KAYE: Anderson, no clear motive was spelled out in court today. But the prosecutor certainly hinted at what may be to come. He noted these 81 allegations that Alex Murdaugh is facing for fraud, for drugs, for financial crimes, all things that the grand jury had to consider when they decided to indict him in this double murder case. So the prosecutor said in court today, quote, a lot of that provides the background and motive for what happened on June 7, 2021. That was the day of the double murder when Alex Murdaugh's wife and son were both killed.

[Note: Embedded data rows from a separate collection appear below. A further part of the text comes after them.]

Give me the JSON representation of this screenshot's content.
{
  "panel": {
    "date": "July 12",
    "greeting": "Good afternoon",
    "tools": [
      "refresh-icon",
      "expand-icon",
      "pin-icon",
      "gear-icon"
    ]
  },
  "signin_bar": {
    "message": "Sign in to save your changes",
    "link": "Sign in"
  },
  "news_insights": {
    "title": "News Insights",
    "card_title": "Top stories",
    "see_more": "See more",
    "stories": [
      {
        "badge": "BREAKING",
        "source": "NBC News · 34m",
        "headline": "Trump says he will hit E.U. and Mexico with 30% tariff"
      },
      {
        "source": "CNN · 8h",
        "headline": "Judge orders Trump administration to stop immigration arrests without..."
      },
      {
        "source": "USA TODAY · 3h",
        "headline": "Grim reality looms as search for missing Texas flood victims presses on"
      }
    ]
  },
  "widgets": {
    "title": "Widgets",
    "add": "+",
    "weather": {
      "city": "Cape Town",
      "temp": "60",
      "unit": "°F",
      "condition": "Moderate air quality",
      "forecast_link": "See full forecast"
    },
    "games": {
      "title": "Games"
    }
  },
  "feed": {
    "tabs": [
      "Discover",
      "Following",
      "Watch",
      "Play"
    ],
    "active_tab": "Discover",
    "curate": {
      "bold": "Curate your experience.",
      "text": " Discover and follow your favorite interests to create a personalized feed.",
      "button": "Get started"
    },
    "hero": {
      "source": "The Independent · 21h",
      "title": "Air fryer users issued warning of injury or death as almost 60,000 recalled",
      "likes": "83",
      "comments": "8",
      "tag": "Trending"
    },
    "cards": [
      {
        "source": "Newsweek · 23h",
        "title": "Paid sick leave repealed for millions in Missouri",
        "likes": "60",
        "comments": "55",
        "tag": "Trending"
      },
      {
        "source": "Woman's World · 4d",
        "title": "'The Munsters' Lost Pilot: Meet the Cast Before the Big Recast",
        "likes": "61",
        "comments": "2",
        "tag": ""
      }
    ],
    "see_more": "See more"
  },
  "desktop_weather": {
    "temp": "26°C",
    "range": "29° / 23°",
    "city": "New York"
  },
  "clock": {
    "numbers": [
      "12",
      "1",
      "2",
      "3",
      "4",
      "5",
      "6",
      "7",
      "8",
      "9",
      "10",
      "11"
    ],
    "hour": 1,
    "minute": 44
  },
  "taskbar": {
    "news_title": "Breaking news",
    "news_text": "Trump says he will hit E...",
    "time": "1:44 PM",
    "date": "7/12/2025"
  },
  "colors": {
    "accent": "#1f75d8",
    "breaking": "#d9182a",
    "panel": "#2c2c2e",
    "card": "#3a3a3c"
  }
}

So certainly he's trying to connect some of this history to a possible motive it seems we'll see what the defense has to say about that, Anderson.

COOPER: Randi, thanks very much.

Up next, the former president and close family members gathered to say goodbye to Ivana Trump.


COOPER: Today here in New York City mourners gathered for Ivana Trump's funeral including the former president and their three children Don Jr., Ivanka and Eric Trump. The first wife of the former president is being remembered as a loving mom, a grandmother, a powerful business woman who helped build the family's real estate empire such as it was.

The former president on a social media platform called it a very sad day, but at the same time, a celebration of a wonderful and beautiful life. Ivana Trump was found unconscious, unresponsive at the bottom of a staircase in her townhouse last week. Authorities say she died a blunt impact injuries to her torso. Ivana Trump was 73.

News continues. Want to hand over Laura Coates in "CNN TONIGHT." Laura.